Face à des métropoles toujours plus chères, certaines villes secondaires du Sud de la France semblent retrouver de l’attractivité avec des prix en hausse, mais toujours bas face aux locomotives métropolitaines : + 4 % à Nîmes, + 7 % à Pau, + 15 % à Sète. En revanche, plus isolées géographiquement, Perpignan et Avignon enregistrent des baisses de prix, aux alentours des 170 000 € pour un trois-pièces.
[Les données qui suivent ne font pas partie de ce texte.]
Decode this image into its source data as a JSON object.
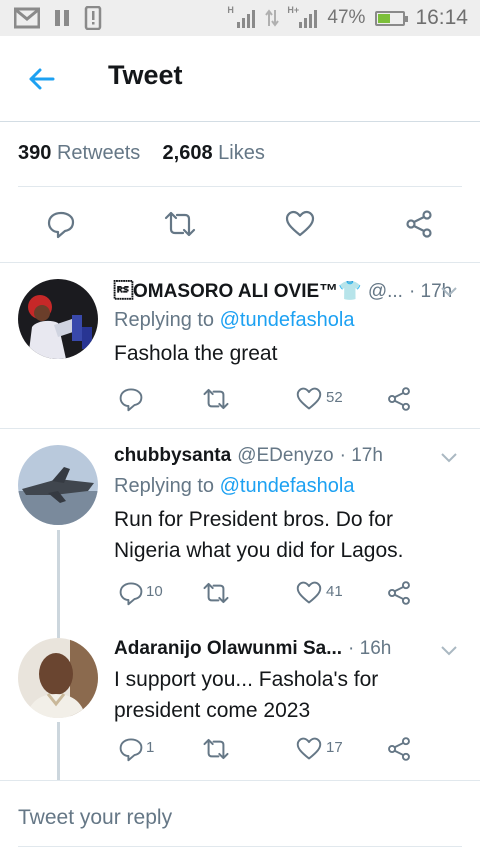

A noter la dualité opposant Toulon en hausse de plus de 10 %, face à Hyères : - 14 %. Les écarts se réduisent entre les deux villes voisines du Var. Compter 239 000 € pour un trois-pièces neuf à Toulon contre 267 000 € à Hyères. « L’attractivité des villes secondaires, notamment dans l’Hérault, est là encore une surprise : à Montpellier, notre baromètre révèle une forte pression des prix où un T3 dans le neuf se négocie en moyenne à 253 000 €, soit une augmentation depuis un an de 9,89%. Dans cette ville, le pouvoir d’achat immobilier des acquéreurs montpelliérains n’étant pas le plus élevé des métropoles littorales, on assiste à un mouvement de repli des acquéreurs vers des villes secondaires qui profitent d’un effet d’aubaine, notamment à Sète qui malgré une augmentation très forte de 14,57 % propose des programmes neufs à des prix très attractifs sur les T3 (213 000 € en moyenne) », commente Marc Ezrati.